Chris Dillow, who is always worth reading, points out that there are incentives for politicians to remain ignorant.
Incentives dictate that, quite often, ignorance is better than knowledge.
Ignorance may but instrumentally superior to knowledge in some instances but it is not morally better than knowledge. Morally, we should not harm innocent people, or permit others to harm them. But we cannot fulfil that duty unless we know what would harm them and unless we know who the innocent are. In other words, we need to believe truly in order to act rightly. So, we need to try to acquire relevant true beliefs before acting, and to eliminate relevant false beliefs, if we are to do what we ought to do.

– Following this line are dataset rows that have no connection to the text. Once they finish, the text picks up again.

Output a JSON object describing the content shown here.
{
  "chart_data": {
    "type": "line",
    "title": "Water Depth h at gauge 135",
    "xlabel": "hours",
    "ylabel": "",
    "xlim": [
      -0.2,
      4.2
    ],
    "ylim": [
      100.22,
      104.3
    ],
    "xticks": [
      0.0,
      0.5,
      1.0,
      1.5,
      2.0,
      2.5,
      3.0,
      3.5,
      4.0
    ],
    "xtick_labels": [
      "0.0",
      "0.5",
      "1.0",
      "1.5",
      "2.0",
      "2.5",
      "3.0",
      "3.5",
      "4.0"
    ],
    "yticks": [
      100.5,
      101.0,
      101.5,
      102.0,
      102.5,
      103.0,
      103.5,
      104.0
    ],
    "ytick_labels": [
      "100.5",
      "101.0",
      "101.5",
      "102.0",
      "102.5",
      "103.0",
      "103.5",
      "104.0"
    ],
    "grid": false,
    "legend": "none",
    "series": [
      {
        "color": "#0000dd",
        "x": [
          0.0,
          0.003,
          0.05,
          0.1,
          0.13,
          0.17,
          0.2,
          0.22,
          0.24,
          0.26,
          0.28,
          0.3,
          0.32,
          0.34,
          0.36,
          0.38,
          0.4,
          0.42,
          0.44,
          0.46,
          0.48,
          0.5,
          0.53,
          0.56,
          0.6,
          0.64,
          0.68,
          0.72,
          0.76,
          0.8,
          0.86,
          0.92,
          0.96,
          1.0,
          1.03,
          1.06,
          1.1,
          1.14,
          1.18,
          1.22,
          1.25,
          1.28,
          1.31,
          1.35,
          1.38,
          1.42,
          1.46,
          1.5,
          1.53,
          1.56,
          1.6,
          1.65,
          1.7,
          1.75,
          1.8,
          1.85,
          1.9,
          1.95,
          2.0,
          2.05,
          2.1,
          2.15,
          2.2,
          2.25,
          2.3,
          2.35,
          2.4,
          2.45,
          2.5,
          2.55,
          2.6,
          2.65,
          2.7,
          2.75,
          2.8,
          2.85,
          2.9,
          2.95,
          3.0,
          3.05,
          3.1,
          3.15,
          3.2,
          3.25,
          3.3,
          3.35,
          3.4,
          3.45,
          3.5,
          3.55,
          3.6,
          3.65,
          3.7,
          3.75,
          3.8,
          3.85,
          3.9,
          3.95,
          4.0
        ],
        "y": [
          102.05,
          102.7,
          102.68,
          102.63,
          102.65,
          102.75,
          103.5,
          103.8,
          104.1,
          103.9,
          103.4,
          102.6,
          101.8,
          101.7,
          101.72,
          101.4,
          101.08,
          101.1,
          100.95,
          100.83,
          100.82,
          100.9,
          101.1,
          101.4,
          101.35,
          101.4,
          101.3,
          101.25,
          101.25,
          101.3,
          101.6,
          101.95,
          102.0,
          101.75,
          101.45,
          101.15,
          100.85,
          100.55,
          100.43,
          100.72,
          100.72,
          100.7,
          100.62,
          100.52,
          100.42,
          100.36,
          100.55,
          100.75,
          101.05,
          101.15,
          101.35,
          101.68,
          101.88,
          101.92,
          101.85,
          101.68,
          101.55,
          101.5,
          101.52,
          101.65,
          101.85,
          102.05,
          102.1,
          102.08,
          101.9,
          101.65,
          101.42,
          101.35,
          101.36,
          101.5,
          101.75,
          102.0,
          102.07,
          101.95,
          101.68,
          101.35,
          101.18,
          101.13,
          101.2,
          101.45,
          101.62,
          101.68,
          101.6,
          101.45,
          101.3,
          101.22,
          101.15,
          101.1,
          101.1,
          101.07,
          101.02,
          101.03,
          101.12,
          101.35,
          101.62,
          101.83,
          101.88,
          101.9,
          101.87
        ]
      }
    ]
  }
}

It is even more important for politicians to do this than it is for ordinary citizens. The actions of politicians are likely to affect more people and politicians really ought to do what is in the best interests of everyone who is affected. Politicians have less of an excuse than ordinary people for failing to do this, because they have more resources for research.
Of course, there is a great gap between what is and what ought to be. But that does not alter what ought to be.
So, what should a non-politician do? A good first step is always to try to acquire relevant true beliefs, and to reject relevant false ones. The second is to judge politicians by whether they do the same or not.
People like to deride politicians as dishonest. But they also let bigotry, partisanship and self-interest determine what they believe. Corruption begins at home.